Trip to Gwada : Bécassine sous les tropiques

Tant de choses passées en une semaine que je ne vais pas parvenir à tout raconter...

On n'imagine pas, lorsque quelqu'un prend l'avion pour la première fois et qu'il est seul toutes les petites choses qui peuvent surprendre son esprit (mon esprit) soucieux (tourmenté). En arrivant à l'aéroport je ne savais pas même plus qu'il fallait s'enregistrer, je savais encore moins que c'est à ce moment qu'on nous prend notre grosse valise pour l'enfourner dans la soute.

Une fois dans l'avion le décollage se passe sans histoire puis on nous distribue de drôles de petits sacs jaunes. Je saurais plus tard que ces sacs contiennent de drôles de chaussettes tout aussi jaunes pour se déplacer dans l'avion quand on a enlevé ses chaussures (enfin je crois) ainsi que des écouteurs et un masque particulièrement élégant pour s'assoupir à l'ombre de tout signal lumineux. Mais sur le moment, la seule idée qui me vient à l'esprit c'est que dans une semaine, ce petit sac jaune poussin ira fort bien avec mon teint halé au retour (vous aurez noté au passage j'espère ce jeu de mots que je suis allé cherché au plus profond de moi) (mais si !! halé au retour c'est ça, le jeu de mots) (pas mal, hein... les tropiques ça me réussit, ça se voit).

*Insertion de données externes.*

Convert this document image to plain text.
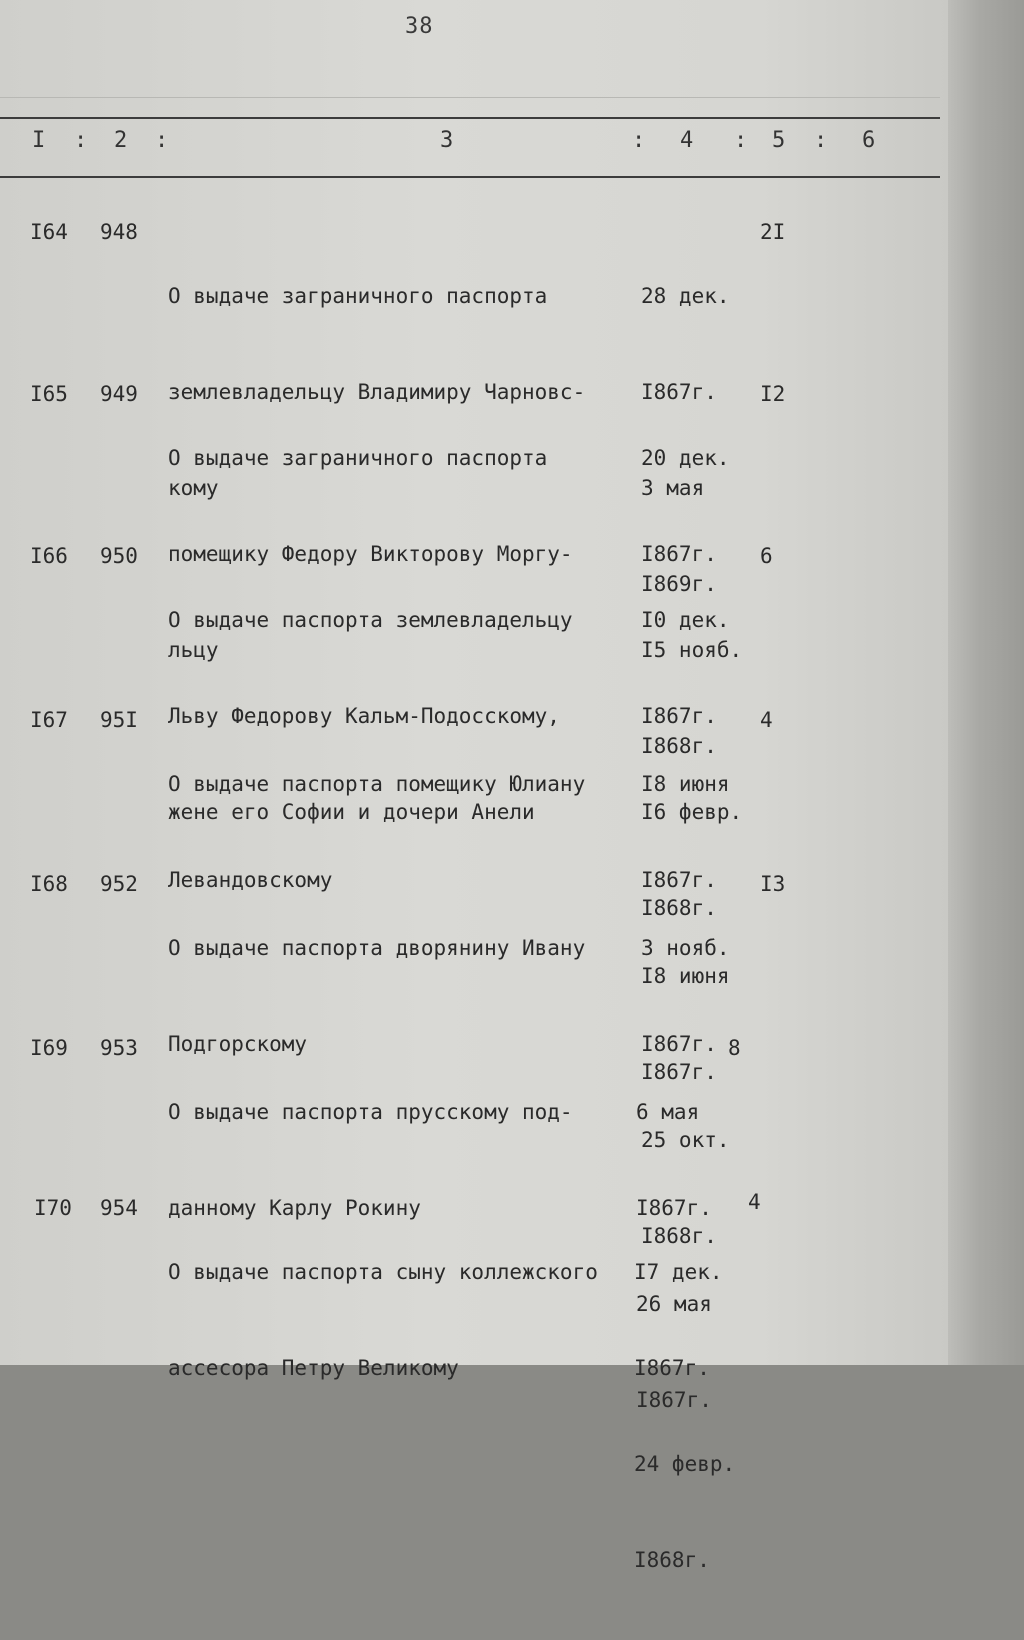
38
I : 2 :	3	: 4 : 5 : 6
I64 948

О выдаче заграничного паспорта

землевладельцу Владимиру Чарновс-

кому

28 дек.

I867г.

3 мая

I869г.

2I
I65 949

О выдаче заграничного паспорта

помещику Федору Викторову Моргу-

льцу

20 дек.

I867г.

I5 нояб.

I868г.

I2
I66 950

О выдаче паспорта землевладельцу

Льву Федорову Кальм-Подосскому,

жене его Софии и дочери Анели

I0 дек.

I867г.

I6 февр.

I868г.

6
I67 95I

О выдаче паспорта помещику Юлиану

Левандовскому

I8 июня

I867г.

I8 июня

I867г.

4
I68 952

О выдаче паспорта дворянину Ивану

Подгорскому

3 нояб.

I867г.

25 окт.

I868г.

I3
I69 953

О выдаче паспорта прусскому под-

данному Карлу Рокину

6 мая

I867г.

26 мая

I867г.

8
I70 954

О выдаче паспорта сыну коллежского

ассесора Петру Великому

I7 дек.

I867г.

24 февр.

I868г.

4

A mon arrivée, je n'ai cessé d'en prendre plein des les yeux en traversant la Basse-Terre du Nord au Sud avec cette végétation si abondante (et aussi plein les oreilles avec ce bruit que mon accompagnateur appelle "les bruits de la nuits".) Parmi les moments marquant j'arrêterai mes petits souvenirs sur mon ascension émérite le dimanche midi à pied sous le cagnard, 5 kilomètres sur les pentes du volcan de la Soufrière,  le tour des jolis coins de Marie-Galante, ma journée au volant de ma petite voiture louée le long de la côte de la Grande Terre, mon sorbet coco dégusté sur la plage de Sainte-Anne, mon étonnement devant la Pointe des Chateaux, et aussi ma fort sympathique soirée improvisée avec le plus drôle des blogueurs que je lis (un bon garçon, contrairement à ce que disent certains blogueurs influents, gentil et bien sous tout rapport...) (mais si !!)...

Et bien d'autres choses, à tel point que je ne sais plus exactement par où commencer. Alors juste pour finir de révasser à ces quelques jours, deux images en tête.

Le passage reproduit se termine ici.